An extraordinary day in the financial markets ended with stocks and commodities down sharply while the dollar and U.S. Treasuries rallied, sending the yield on the 10-year note to a record low.
After trading below 10,600 intraday, the Dow closed down 391 points, or 3.5%, to 10,734 while the S&P lost 3.2%. Stocks are now on track for their worst week since October 2008, Dow Jones reports. Meanwhile, gold shed 4%, silver plummeted 11%, copper tumbled 9% and oil fell 6.7% Thursday as traders unwound "risk on" positions funded with "cheap" dollars, which rose 1% vs. the euro.
"Only two positions are working in this market: cash and fetal," writes senior portfolio manager Mark Dow of Pharo Management.
With Americans facing severe pressure from joblessness, falling home prices and stagnant incomes, it's unlikely this latest market tumult will do much damage to already fragile consumers. Still, it's yet another brick in the wall of cynicism and skepticism that's been built around the recovery generally, and the stock market specifically.
Depending on your perspective, the day's action could be attributable to a variety of factors, including:
Disappointment in Bernanke: "Today's market reaction is like a child throwing a tantrum after not getting what it wanted from daddy," gold trader Hal Paxton quipped via Twitter. The Fed's plan to spend $400 billion on 'Operation Twist' and a separate pledge to being buying mortgage-backed securities apparently left some traders wanting more — of what I have no idea. (See: Fed Action Fails To Boost Animal Spirits: "Marginally Helpful," Says Former Fed Governor)
Risks of a Global Recession: Weak purchasing managing index reports out of China and Europe, along with another disappointing U.S. jobless claims report, reinforced concerns about the global economy. "A recession is at this point unavoidable," writes NYU Professor Nouriel Roubini. "Only issue now: Will it be a mild G7 recession or a severe recession plus global financial crisis as bad or even worse than the 2008-09 one?"
Frustration with D.C. Gridlock: After the House voted down a temporary spending bill Wednesday, the U.S. government is at risk of a shutdown if Congress can't agree to a new six-week "continuing resolution" before the new fiscal year begins on Oct. 1. Considering the vote got snagged over essentially how to pay for $3.3 billion of funding for FEMA, it's worth asking if our elected officials haven't entirely gone entirely insane. (See: Totally Absurd: Government May Shutdown Over Funding For FEMA)

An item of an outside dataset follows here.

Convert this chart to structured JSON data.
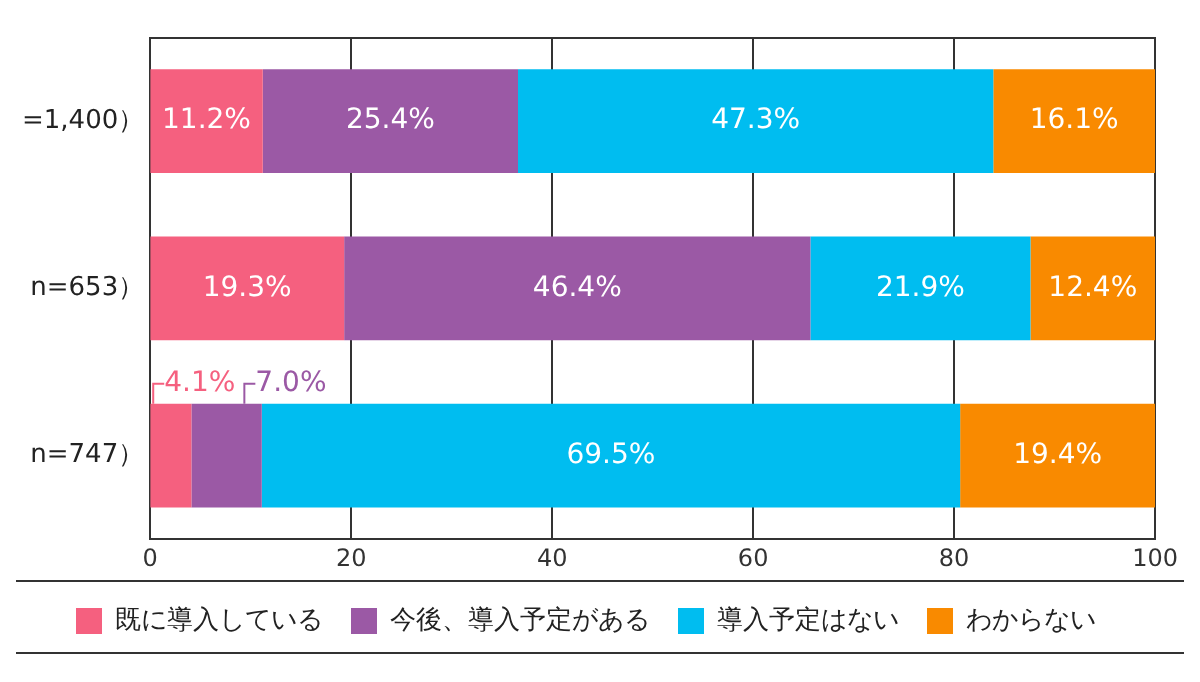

Worries about Europe: "The rapidly burning fuse is in the European banking system, particularly in France, and Europe is getting very close to yet another tipping point," PIMCO's Mohamed El-Erian wrote in The Financial Times, which separately reported executives of BNP Paribas plan to tour the Middle East in an effort to raise capital this week.
In the accompanying video, I discuss these and related issues with my Breakout colleague Matt Nesto, who seems to think the buck stops with Bernanke. "You have to say it was the Fed; that was the catalyst for the selling," Nesto says. "People were disappointed, right or wrong. "
My view is that Europe is the bigger issue. Yes, U.S. stocks fell sharply Wednesday following the Fed announcement but the selling accelerated in Europe amid new and renewed fears about the banking system. Once again recalling the dark days of 2008, U.S. financials like Morgan Stanley fell sharply amid concerns about systemic risk and contagion, while the price of default insurance on German and French sovereign debt hit record levels overnight, Bloomberg reports. (See: 2008 Redo? History Doesn't Repeat, But It Often Rhymes)
Notably, the market's only (feeble) rally attempt Thursday afternoon came after an FT report about European officials looking to "speed up plans to (sic) recapitalise the 16 banks that came close to failing last summer's pan-EU stress tests as part of a coordinated effort to reassure the markets about the strength of the 27-nation bloc's banking sector."
That said, there's never any "one" thing that moves the market, or even a rationale needed to explain the moves which, let's recall, follow last week's stirring rally...now a distant memory.